Antifa Magazin der rechte rand
»Alter Narr« – Ölbild von Thomas Bühler CC BY-SA 3.0

Ja, richtig gelesen: »Penis-Urteil«. Alles begann damit, dass die Tageszeitung in ihrer Satire-Rubrik »Die Wahrheit« einen Text über Diekmanns missglückte Penis-Verlängerung veröffentlichte. Die Operation selbst und die »Spezialklinik in Miami« waren genauso frei erfunden wie die Titelzeile: »Sex-Schock! Penis kaputt«. Der gesamte Beitrag war ungefähr so subtil wie eine rostige Wasserrohrzange. Kai Diekmann war wenig begeistert und ging vor Gericht. Der salomonische Richter untersagte der Tageszeitung die weitere Veröffentlichung des Textes, wies aber auch das geforderte Schmerzensgeld in Höhe von 30.000 Euro gegenüber Diekmann ab. Ein Urteil, mit dem beide Parteien gut leben konnten.

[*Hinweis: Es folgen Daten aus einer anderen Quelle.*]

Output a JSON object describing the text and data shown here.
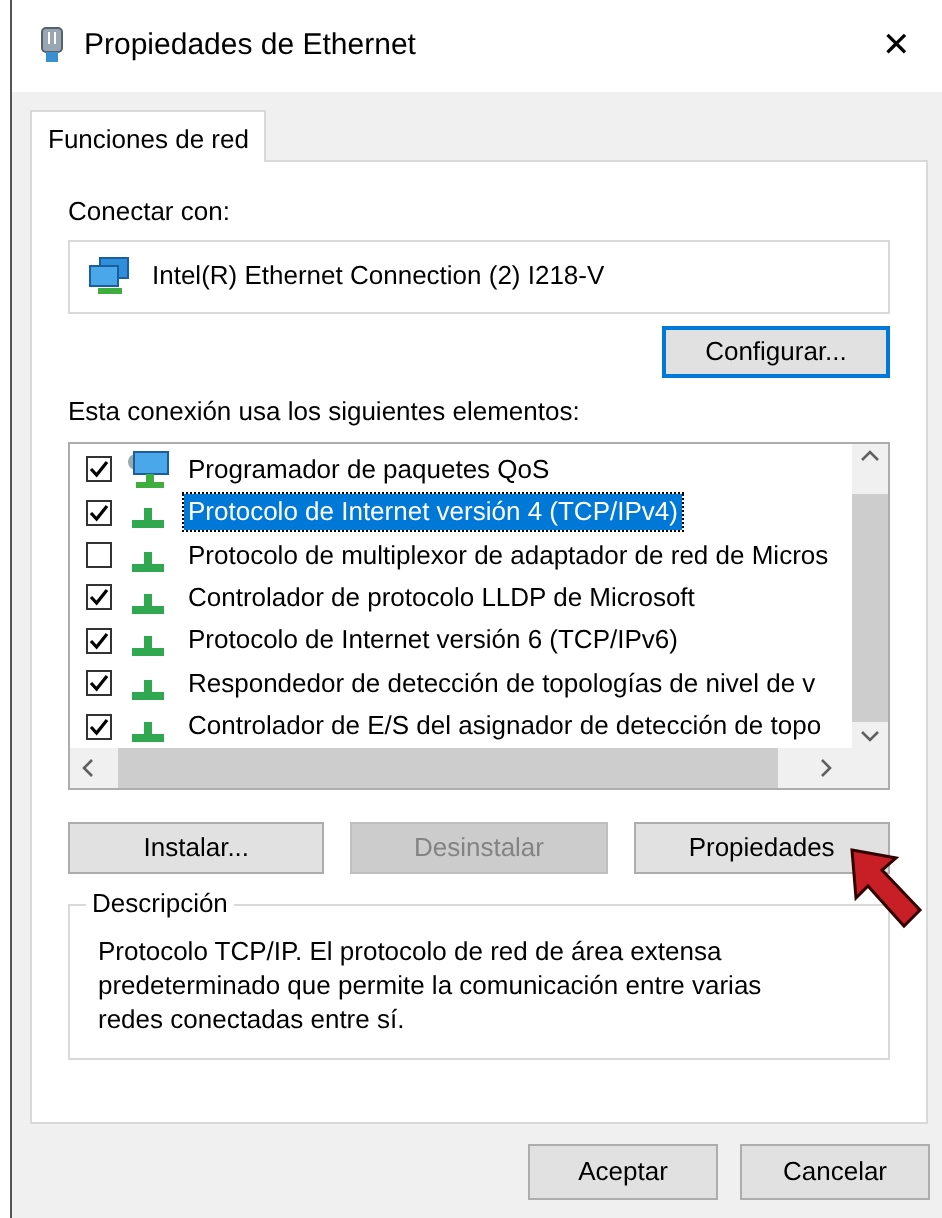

Bis die Urteilsbegründung zugestellt wurde. Darin heißt es unter anderem, dass »gegen das Bedürfnis für eine Geldentschädigung (spricht), dass der Kläger Chefredakteur der Bild-Zeitung ist«. In dieser werden laut Kammer »häufig persönlichkeitsrechtsverletzende Beiträge veröffentlicht«, für die der Kläger in »äußerungsrechtlicher Hinsicht verantwortlich« ist. Sinngemäß heißt es weiter in der Urteilsbegründung: Wer seinen wirtschaftlichen Vorteil daraus zieht, dass er andere Menschen fertig macht, deren Persönlichkeitsrecht verletzt und oftmals in deren Intimsphäre eindringt, muss damit zurechtkommen, wenn man diese Machenschaften satirisch auf’s Korn nimmt. Man könnte es auch so formulieren wie es die Großmutter immer getan hat: »Wer austeilt, muss auch einstecken können.« Dass das nicht unbedingt jedem gelingt, sieht man, höchst offiziell und mit richterlichem Segen, am obigen Beispiel. Diekmann verzichtete auf weitere Rechtsmittel und die Satiriker der Deutschen Presseagentur titelten »Keine Verlängerung des ›Penis-Prozesses‹«.


Von den vielen Pausenhofweisheiten, die einem im Leben so unterkommen, ist das vielleicht die wichtigste. Wer hart gegen andere Menschen urteilt, sollte auch mit Kritik an der eigenen Person umgehen können. Alles andere wäre unsouverän und gelinde gesagt auch ziemlich peinlich.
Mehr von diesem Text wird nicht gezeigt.